By the way, that Time poll of Ohio is so hinky as to be dubious.
Time hasn’t previously polled Ohio at all this cycle, and for them to come in during the last two weeks of the campaign with a poll on the high side of the margin — matching the Obama +5 of PPP and Quinnipiac — is highly dubious. You can go chew on Time’s sample if you want, but the statistical details are irrelevant to my basic suspicion. If it walks like a scammy poll and talks like a scammy poll, it’s probably not a duck.
We do not know, by the way, whether the Romney trend will continue over the next 11 days. Polls are a lagging indicator and you can’t extrapolate numbers forward. Welcome to the Twilight Zone phase of the campaign, where things become mysterious. But be encouraged by Ed Morrissey’s analysis of the new AP poll:
Now Romney leads without leaners by three points, 45/42 — and a firm number of 42% for a incumbent is a disaster 12 days out from the election. When the “could change mind” voters are taken out, it’s even worse — 43/41 for Romney, with the incumbent barely above four out of ten voters.
Too early for predictions, but an incumbent persistently below 50% in October is usually what polling experts call “a loser.”

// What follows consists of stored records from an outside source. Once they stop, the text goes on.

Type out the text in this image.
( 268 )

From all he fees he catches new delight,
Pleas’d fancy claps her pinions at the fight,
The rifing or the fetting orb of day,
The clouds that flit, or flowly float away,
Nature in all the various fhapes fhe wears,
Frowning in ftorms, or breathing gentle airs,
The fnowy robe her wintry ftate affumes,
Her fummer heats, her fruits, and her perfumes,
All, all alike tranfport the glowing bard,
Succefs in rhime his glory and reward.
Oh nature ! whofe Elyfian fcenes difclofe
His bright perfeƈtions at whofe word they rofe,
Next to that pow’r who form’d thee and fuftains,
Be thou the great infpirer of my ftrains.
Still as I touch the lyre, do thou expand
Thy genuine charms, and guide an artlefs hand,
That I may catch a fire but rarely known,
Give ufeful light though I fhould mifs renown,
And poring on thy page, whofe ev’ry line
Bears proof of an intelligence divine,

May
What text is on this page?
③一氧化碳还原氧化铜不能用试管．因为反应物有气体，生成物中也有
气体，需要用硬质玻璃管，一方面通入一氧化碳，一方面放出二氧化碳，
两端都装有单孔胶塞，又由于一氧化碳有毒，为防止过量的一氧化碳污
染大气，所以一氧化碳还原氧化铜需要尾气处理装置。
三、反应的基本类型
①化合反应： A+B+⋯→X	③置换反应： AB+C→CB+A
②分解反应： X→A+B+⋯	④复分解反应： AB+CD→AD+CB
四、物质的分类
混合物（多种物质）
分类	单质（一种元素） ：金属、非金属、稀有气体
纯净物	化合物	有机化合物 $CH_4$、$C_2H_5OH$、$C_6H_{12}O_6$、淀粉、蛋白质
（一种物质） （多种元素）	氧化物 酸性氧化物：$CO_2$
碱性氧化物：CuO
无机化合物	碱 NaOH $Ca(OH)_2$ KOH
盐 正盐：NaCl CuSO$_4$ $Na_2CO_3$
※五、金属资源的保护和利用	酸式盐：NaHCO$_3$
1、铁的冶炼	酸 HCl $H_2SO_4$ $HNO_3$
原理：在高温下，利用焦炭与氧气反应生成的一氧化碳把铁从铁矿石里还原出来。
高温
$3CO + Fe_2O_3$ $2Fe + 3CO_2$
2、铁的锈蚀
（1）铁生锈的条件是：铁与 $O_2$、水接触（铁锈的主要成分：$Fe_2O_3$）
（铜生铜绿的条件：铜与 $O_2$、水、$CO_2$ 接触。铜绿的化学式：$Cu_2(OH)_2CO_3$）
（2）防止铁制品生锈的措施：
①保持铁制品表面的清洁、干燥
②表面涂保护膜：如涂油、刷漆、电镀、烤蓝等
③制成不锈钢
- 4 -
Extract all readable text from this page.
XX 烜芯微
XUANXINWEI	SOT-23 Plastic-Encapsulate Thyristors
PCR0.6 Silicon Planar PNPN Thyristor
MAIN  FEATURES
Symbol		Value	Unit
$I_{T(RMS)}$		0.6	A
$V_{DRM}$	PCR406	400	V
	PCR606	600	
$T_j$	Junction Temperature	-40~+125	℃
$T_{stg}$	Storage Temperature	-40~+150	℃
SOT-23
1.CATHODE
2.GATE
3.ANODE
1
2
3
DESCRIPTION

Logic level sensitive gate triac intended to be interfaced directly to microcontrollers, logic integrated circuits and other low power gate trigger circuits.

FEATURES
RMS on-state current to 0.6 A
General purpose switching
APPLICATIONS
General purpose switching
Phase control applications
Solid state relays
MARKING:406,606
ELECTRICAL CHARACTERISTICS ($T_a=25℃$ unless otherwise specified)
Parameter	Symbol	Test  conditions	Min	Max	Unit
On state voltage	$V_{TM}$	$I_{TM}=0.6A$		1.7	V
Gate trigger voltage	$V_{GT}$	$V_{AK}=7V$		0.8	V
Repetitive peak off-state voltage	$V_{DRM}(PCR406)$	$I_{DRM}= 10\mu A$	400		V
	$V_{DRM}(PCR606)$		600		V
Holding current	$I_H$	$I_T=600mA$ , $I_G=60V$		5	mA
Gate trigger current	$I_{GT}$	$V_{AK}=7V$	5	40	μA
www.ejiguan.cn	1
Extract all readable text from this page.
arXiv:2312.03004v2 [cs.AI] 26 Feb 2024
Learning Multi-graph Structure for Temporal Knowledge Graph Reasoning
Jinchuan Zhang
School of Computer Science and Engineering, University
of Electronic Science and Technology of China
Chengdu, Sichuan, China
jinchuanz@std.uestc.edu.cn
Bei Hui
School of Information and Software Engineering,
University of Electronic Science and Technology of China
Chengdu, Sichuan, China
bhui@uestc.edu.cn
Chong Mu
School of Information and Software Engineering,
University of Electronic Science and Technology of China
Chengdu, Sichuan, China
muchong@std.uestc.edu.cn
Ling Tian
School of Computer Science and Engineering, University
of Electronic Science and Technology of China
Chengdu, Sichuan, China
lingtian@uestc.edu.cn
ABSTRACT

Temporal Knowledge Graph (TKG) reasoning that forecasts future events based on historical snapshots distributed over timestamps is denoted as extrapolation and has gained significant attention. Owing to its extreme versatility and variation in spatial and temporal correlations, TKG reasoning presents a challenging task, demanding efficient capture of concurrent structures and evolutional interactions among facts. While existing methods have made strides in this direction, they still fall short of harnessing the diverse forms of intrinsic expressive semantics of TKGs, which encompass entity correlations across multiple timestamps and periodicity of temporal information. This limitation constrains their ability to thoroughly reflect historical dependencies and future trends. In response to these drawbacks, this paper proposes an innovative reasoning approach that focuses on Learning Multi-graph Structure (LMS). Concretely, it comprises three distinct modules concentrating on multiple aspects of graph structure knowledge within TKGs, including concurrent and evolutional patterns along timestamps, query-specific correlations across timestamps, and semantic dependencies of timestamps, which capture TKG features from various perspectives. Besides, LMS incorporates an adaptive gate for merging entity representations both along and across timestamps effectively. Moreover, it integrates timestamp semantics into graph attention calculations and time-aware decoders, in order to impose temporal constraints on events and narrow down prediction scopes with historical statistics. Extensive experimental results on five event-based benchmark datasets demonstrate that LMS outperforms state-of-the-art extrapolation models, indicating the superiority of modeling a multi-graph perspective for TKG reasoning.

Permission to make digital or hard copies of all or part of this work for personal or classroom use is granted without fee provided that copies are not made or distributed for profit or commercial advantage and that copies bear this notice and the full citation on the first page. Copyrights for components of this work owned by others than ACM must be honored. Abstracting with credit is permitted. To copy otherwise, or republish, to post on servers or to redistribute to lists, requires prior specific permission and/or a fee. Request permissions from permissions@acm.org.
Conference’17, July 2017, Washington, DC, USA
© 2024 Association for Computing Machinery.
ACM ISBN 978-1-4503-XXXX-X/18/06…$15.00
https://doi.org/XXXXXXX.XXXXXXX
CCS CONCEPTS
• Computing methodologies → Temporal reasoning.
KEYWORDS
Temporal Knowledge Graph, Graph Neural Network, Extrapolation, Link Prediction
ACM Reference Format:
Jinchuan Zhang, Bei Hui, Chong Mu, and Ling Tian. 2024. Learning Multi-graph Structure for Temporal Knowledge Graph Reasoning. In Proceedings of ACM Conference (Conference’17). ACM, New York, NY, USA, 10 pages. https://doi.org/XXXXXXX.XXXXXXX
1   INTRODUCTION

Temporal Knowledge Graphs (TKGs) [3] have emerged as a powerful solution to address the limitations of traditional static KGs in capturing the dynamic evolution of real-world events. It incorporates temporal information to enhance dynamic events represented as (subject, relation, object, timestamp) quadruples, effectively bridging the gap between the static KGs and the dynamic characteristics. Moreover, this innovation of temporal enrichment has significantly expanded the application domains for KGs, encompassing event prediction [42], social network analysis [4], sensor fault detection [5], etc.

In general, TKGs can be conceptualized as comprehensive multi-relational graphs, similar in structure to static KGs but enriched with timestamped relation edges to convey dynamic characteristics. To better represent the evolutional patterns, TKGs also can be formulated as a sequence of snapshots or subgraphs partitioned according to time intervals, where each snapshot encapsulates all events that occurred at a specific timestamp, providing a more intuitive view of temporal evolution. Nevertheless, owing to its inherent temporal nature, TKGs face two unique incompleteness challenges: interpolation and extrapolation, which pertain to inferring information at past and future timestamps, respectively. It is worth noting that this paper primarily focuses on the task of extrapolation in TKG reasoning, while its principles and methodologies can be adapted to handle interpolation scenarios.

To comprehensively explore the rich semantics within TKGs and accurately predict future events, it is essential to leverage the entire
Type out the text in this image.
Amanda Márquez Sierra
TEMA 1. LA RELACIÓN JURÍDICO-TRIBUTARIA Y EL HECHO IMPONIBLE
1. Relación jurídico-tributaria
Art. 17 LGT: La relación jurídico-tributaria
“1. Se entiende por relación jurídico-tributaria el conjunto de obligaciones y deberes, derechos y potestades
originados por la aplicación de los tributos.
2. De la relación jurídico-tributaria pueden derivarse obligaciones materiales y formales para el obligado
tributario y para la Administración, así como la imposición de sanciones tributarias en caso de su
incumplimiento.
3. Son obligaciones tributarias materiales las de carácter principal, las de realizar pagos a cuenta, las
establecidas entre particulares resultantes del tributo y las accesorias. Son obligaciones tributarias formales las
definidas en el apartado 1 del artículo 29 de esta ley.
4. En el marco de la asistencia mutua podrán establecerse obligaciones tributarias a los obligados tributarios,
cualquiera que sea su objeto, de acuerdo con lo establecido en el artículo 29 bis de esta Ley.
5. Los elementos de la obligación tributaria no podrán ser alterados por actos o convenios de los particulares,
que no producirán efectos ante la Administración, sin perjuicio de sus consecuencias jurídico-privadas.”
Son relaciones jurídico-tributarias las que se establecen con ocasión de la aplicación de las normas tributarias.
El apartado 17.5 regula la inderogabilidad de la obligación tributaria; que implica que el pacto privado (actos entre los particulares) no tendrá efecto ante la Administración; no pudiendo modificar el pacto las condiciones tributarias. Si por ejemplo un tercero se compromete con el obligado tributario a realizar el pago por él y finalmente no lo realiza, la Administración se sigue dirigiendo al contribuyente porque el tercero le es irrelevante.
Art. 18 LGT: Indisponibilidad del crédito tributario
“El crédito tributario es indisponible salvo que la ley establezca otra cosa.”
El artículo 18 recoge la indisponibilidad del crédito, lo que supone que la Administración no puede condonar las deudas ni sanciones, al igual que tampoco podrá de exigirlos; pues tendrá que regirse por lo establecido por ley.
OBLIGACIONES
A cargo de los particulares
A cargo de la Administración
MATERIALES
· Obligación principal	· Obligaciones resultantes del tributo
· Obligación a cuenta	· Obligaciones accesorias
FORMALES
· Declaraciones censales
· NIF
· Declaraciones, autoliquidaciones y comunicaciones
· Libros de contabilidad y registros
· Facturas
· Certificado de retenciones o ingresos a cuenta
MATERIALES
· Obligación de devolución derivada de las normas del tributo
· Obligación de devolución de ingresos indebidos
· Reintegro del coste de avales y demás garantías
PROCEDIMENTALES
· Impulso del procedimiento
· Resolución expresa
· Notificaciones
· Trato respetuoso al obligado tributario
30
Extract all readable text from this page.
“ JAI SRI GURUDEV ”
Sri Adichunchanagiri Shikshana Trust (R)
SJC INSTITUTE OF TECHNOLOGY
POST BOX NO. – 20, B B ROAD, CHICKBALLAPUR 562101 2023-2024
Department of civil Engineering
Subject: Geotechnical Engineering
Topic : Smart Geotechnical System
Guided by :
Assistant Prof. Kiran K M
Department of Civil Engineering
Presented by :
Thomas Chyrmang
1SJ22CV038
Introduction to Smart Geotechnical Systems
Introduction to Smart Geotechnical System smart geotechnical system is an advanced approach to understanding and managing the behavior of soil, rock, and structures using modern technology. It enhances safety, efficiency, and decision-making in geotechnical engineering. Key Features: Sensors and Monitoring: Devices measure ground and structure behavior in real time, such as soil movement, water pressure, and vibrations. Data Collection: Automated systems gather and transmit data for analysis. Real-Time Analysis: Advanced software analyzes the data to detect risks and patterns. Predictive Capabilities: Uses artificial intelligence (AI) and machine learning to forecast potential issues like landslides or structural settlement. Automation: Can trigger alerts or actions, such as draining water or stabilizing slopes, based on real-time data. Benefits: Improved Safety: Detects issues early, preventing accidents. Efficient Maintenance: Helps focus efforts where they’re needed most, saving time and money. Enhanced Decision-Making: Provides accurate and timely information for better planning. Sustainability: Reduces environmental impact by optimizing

UPDATE: Ted Frank offers an informed statistical critique of Nate Silver’s methodology, which is different than my own criticism, namely that sabremetrics doesn’t work for polls, because politics ain’t baseball. Political opinion and voter behavior differ from the performances of baseball players, and “weighting” polls based on past performance cannot overcome the fact that polls are a lagging indicator. Nate Silver’s pretense of scientific exactitude — his constant and increasingly obnoxious reference to his own self-proclaimed expertise — is itself a factor that may shape public opinion, and he ought to damned well know it.